A ineficiência do sistema de
defesa civil, segundo Mariana, não se resume à incapacidade de resposta
imediata. Ela é percebida especialmente no trabalho de prevenção quase
inexistente. “A falta de prevenção é generalizada e o ente público está
sistematicamente ausente. As lições aprendidas com as falhas na
prevenção quase nunca são incorporadas”, afirmou Mariana.
Sempre
os mesmos - Cerca de 25% dos municípios brasileiros são afetados por
desastres relacionados a chuvas e seca a cada ano, de acordo com dados
levantados pela equipe do Neped. Segundo Mariana, os estudos feitos
pelo grupo mostram que, nos últimos sete anos, a existência de
desastres é verificada nos mesmos estados e municípios.
“Entre
2003 e 2007, observamos em estudos de caso que os mesmos locais e as
mesmas famílias haviam sido atingidas diversas vezes. Tudo se repete
periodicamente, com as mesmas características e os mesmos prejuízos. E
eventualmente em situação pior, já que pessoas que mal tiveram tempo
para se recuperar são atingidas novamente”, afirmou.
De acordo
com Mariana, há uma estreita relação entre desigualdade social e
exposição ao risco. “Os fenômenos naturais, ainda que extremos, não são
desastres. Entendemos por desastre uma combinação da ameaça natural com
a alta vulnerabilidade. É o que temos visto no caso dos terremotos no
Haiti. O país tem grande vulnerabilidade econômica, social e
institucional dos mais diversos matizes. Quando ocorre um terremoto,
nesse caso temos de fato um desastre”, explicou.
Os estudos
constataram, segundo Mariana, que o processo de vulnerabilidade está
relacionado à indiferença social em relação ao direito de
territorialização das populações empobrecidas. “É essa indiferença e o
descomprometimento dos órgãos de defesa civil que tornam essas pessoas
vítimas fáceis dos impactos dos desastres naturais”, disse.
Embora
a vulnerabilidade tenha um componente inequívoco ligado à pobreza, a
parte mais rica da população também é afetada por desastres, de acordo
com Mariana. “Todos são atingidos.
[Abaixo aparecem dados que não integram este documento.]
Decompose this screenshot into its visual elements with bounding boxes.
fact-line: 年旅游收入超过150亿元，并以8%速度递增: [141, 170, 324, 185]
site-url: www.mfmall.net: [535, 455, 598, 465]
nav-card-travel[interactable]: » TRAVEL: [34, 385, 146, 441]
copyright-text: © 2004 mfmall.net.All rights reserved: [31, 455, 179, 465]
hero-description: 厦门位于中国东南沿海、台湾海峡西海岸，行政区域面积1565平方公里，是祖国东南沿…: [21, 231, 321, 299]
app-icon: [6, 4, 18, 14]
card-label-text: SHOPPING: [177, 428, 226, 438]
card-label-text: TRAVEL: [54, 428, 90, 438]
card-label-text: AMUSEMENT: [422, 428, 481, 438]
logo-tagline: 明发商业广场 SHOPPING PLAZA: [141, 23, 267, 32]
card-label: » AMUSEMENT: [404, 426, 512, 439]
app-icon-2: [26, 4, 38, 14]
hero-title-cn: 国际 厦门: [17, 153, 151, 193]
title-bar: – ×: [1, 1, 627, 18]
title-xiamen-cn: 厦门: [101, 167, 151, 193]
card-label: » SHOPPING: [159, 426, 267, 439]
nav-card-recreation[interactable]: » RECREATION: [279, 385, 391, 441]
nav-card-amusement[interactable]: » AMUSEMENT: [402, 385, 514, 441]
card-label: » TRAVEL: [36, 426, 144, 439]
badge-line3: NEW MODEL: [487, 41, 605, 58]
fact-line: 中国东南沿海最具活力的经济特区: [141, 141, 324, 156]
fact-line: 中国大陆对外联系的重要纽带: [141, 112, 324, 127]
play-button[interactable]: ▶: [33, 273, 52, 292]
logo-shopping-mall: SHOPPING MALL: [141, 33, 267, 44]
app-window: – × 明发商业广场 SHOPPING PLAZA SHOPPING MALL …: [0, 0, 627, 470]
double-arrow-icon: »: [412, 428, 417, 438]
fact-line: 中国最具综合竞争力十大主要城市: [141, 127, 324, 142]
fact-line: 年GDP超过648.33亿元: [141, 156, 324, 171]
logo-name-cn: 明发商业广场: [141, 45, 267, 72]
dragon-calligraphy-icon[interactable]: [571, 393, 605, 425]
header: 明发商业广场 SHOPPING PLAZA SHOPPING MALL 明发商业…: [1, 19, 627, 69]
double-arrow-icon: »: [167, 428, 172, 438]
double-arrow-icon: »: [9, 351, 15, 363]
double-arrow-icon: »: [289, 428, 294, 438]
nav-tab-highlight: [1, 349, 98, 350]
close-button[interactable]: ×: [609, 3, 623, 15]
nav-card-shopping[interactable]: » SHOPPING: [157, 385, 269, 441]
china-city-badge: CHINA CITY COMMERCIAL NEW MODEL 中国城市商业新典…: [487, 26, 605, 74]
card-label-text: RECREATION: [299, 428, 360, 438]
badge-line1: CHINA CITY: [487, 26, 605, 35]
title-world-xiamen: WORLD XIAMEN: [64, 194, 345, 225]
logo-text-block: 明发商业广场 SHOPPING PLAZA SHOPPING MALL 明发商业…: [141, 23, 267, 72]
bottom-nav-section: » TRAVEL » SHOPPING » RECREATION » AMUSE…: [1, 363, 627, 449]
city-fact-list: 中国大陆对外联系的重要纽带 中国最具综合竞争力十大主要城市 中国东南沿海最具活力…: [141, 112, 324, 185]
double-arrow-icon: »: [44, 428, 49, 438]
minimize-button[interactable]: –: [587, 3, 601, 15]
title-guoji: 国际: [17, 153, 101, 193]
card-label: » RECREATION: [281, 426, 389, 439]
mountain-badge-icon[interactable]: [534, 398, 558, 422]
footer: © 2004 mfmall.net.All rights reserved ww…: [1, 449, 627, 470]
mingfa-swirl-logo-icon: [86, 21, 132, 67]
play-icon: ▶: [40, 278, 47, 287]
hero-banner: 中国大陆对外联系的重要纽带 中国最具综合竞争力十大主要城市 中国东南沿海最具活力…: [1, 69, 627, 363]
Mas quem tem mais poder aquisitivo
dispõe também de mais facilidade para suplantar essas adversidades,
reconstruir o que foi destruído e garantir a prevenção para que o
desastre não se repita”, afirmou.
Os pesquisadores do Neped,
segundo Mariana, realizaram nos últimos anos estudos dedicados aos
diferentes grupos sociais que apresentam vulnerabilidade aos desastres.
“Esses grupos são submetidos a um expressivo sofrimento social em
situações de desastre. Na maioria dos casos, essas vulnerabilidades se
combinam com políticas sociais precárias. Estudamos como os desastres
afetam as populações de baixa renda, mulheres, idosos e crianças, por
exemplo”, declarou.
Atualmente, o grupo se dedica a estudar
também a vulnerabilidade a eventos extremos associados às mudanças
climáticas globais. “O nosso núcleo tem hoje 18 profissionais de
diversas áreas, sendo que a maior parte vem da sociologia”, disse a
pesquisadora.
O livro, segundo a pesquisadora, está dividido em
quatro seções. A primeira trata de políticas institucionais da defesa
civil, a segunda aborda as dimensões sociais da vulnerabilidade e a
terceira discute o tema “Educação para redução de desastres”.
A
última seção é a única que trata de estudos feitos fora do Brasil,
abordando as pesquisas feitas por Norma Valêncio na África, nas quais
avaliou os impactos das mudanças climáticas sobre países do continente.
“Essa seção faz uma reflexão sobre a contribuição das ciências humanas
para pensar o sofrimento social no continente africano”, disse Mariana.